The development of the Internal model aims at the optimal management of business decisions and risks and consequently at the successful implementation of INTERAMERICAN’S Sustainable Development Strategy.


Target Audience



The development of the model started back in 2010, the official application for approval was filed in May 2015, and the final approval by the supervisors was announced in the end of 2015. The model has been used for the calculation of regulatory capital requirements as of 1/1/2016. An internal partial use for the purposes of taking specific decisions has been in place for at least these past three years.


INTERAMERICAN is one of the very few organisations in Greece that have incorporated social responsibility in their business strategy and their daily operations in social responsibility.  As part of its strategy, INTERAMERICAN has entered into commitments and develops actions whose purpose is to ensure a successful path towards Sustainable Development. Taking into consideration that the needs and expectations of Interested Parties inform the design of the Company’s corporate strategy, the main axis of the demands of INTERAMERICAN stakeholders is the optimal management of business decisions and risks, the governance and transparency practices it implements and the protection of its clients - insurance holders

In order for the Company to respond to the demands of its stakeholders and to optimise its grasp, evaluation and management of the risks it takes, as well as to achieve optimal management of business decisions, it has moved to the development and implementation of the Partial Internal Model.

The development of the Internal Model in particular allows INTERAMERICAN to optimise the management of the risks it takes in non-life sectors and to set itself apart from the average European -and Greek- insurance company, which uses the “Standard Formula” Through the use of the Model INTERAMERICAN expects to commit the most representative height of the required shareholder capital and to further shield its clients, while at the same time remaining competitive.
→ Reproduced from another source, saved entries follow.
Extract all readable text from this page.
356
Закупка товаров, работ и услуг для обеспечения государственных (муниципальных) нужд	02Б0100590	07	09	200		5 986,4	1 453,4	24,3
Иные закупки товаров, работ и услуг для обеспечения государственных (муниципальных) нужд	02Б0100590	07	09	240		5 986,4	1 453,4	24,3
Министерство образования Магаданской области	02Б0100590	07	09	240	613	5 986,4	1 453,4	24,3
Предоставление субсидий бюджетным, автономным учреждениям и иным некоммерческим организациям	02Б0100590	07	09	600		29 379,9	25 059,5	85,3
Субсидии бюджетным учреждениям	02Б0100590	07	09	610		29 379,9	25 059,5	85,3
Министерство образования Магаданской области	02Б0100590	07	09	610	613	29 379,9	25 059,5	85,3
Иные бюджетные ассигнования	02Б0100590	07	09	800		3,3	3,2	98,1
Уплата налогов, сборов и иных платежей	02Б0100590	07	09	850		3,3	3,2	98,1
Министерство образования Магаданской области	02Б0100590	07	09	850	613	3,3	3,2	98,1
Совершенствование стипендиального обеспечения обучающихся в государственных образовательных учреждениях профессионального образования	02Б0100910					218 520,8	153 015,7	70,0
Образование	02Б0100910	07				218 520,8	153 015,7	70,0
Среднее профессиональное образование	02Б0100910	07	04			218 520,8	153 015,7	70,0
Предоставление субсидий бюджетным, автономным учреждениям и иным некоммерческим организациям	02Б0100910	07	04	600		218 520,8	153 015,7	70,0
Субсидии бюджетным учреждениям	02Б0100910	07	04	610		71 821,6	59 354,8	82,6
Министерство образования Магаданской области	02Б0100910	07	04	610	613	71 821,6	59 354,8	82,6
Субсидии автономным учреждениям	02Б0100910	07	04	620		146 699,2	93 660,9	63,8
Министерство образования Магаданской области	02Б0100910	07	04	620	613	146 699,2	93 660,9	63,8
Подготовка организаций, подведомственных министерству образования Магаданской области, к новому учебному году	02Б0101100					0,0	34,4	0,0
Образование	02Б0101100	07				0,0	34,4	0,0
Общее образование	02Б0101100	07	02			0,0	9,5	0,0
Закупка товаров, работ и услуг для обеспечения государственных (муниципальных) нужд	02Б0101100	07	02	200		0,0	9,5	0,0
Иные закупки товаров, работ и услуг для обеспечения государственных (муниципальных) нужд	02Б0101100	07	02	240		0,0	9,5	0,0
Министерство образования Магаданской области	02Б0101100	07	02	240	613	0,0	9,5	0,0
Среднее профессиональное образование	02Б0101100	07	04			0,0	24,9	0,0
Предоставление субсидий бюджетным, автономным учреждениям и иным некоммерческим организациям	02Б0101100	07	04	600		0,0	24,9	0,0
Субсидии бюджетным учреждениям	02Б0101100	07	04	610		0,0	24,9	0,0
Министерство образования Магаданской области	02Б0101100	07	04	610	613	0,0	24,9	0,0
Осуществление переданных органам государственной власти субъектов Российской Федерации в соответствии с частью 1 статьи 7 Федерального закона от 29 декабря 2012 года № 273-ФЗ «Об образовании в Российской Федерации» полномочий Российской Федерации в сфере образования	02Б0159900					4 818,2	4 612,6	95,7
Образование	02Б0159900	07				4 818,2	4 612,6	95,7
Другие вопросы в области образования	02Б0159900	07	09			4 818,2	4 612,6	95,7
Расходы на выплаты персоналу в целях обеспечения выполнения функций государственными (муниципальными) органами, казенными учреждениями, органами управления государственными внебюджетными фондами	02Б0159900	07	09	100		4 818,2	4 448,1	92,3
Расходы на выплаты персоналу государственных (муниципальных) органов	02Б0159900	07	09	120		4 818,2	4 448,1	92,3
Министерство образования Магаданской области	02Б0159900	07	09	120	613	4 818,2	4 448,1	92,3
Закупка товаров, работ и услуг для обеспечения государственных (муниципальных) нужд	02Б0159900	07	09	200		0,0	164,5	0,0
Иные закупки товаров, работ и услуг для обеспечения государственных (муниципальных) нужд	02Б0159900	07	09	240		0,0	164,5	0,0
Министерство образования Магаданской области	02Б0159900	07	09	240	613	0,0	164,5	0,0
It should be pointed out that recently the Company has also received the approval of the Bank of Greece for the use of a Partial Internal Model for the calculation of the capital requirement for solvency. 

The possibility to gain the approval for the development and use of an Internal Model is an innovation of Solvency II.

It should be pointed out that: Solvency II is the most recent institutional framework which regulates capital adequacy, operation and supervision requirements for insurance companies which operate in the European Union. One on the principal objectives of Solvency II is the introduction of new governance and transparency practices that will ensure the sound operation of the market and the appropriate level of protection for European citizens - insurance policy holders!

The Model, which was developed these past years in the Netherlands and in Greece, has been evaluated by auditors and found to meet the requirements of the Solvency II directive, and INTERAMERICAN is the first - and to this day only- company operating in the Greek insurance market to have received the relevant approval.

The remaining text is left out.